The UFC's ambitious attempt to pull off UFC 249 in the midst of the global coronavirus pandemic has come up short. Despite only releasing details of the event on Thursday, which was reported to happen from Tachi Palace Casino Resort in California on April 18 after weeks of insisting the event would go forward, the event has officially been canceled. All UFC events are postponed indefinitely.
UFC 249 was originally scheduled to be main evented by a lightweight title fight between champion Khabib Nurmagomedov and top challenger Tony Ferguson. When Nurmagomedov traveled to his home in Russia due to the pandemic, the UFC responded by announcing Ferguson would instead battle Justin Gaethje for the interim lightweight title at an "undisclosed location."
Can't get enough UFC? Subscribe to our podcast State of Combat with Brian Campbell where we break down everything you need to know in the Octagon.
Multiple outlets reported that location would be Tachi Palace, a casino on Native American tribal land, allowing the UFC to skirt government regulations on large public gatherings. While there would be no crowd in attendance, many continued to express concerns over the safety of all involved.
While Speaking with ESPN's Brett Okamoto, UFC president Dana White was asked to stand down by Disney and ESPN executives and cancel the event. ESPN is the exclusive pay-per-view distributor of UFC events.

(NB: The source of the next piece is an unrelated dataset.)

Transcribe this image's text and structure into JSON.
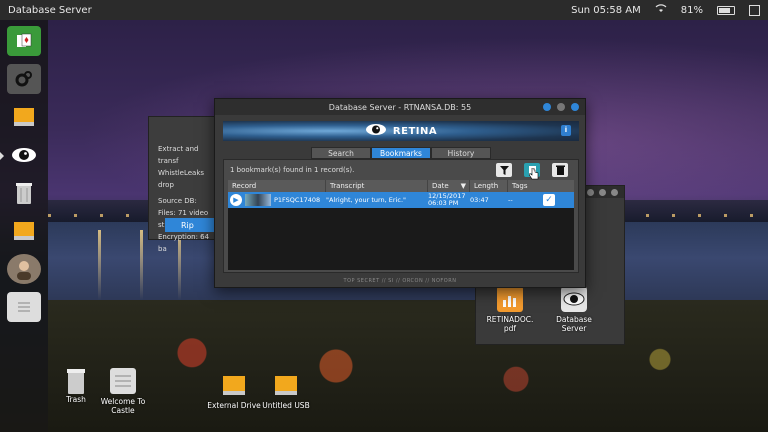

"The powers that be asked me to stand down and not do this event next Saturday," White said. "We're ready to go. One thing I need to point out is that Tachi Palace in California, the Indian reservation, has had our back this whole time and has stood their ground and was willing to do this fight. Let me tell you this, when the world gets back to normal, the California event will be at Tachi Palace. I'm doing a fight there, I'm going to bring them a big fight. I appreciate them standing with me in this thing."
The news comes on the heels of California Senator Dianne Feinstein releasing a statement condemning the event.

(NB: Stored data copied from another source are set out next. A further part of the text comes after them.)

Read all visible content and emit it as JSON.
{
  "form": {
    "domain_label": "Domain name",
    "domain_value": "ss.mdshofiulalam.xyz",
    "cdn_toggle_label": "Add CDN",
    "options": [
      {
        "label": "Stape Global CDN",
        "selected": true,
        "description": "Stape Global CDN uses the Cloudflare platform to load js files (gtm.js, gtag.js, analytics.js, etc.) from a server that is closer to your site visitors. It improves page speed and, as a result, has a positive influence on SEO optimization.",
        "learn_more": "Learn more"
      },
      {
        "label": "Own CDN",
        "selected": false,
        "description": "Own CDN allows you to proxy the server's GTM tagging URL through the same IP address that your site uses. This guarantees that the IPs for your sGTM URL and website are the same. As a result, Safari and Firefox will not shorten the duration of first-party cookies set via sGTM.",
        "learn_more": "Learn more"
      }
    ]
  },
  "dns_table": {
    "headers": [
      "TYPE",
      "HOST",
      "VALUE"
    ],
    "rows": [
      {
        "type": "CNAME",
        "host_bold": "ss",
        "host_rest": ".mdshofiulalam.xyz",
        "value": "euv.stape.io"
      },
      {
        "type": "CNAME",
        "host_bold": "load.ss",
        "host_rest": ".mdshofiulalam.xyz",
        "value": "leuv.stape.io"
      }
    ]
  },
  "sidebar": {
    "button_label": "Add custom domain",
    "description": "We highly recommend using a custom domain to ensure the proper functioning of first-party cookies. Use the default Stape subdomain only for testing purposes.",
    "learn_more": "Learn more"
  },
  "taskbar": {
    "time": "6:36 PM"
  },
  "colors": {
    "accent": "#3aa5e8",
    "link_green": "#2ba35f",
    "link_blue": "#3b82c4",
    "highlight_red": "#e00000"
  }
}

"I call on Ultimate Fighting Championship and the Tachi-Yokut Tribe to reconsider this event and delay it until a later date," the statement reads. "We have to be responsible and mindful of all local, state and federal public health guidelines. Going ahead with this event is not the right move."
White vowed to take care of the fighters on the event while also stating no employee would be laid off by the UFC during the pandemic. The UFC had reportedly been taking steps to have all fighters and trainers on the card tested for COVID-19 ahead of the event and again on site as a precautionary measure.
The UFC president also doubled down on his recent claims the UFC had secured a private island, now known as "Fight Island," to begin hosting events at some point in May.
"Fight Island is real, the infrastructure is being built right now," White said. "It's really going to happen and it will be on ESPN. I don't know, that's it. That's where we stand right now."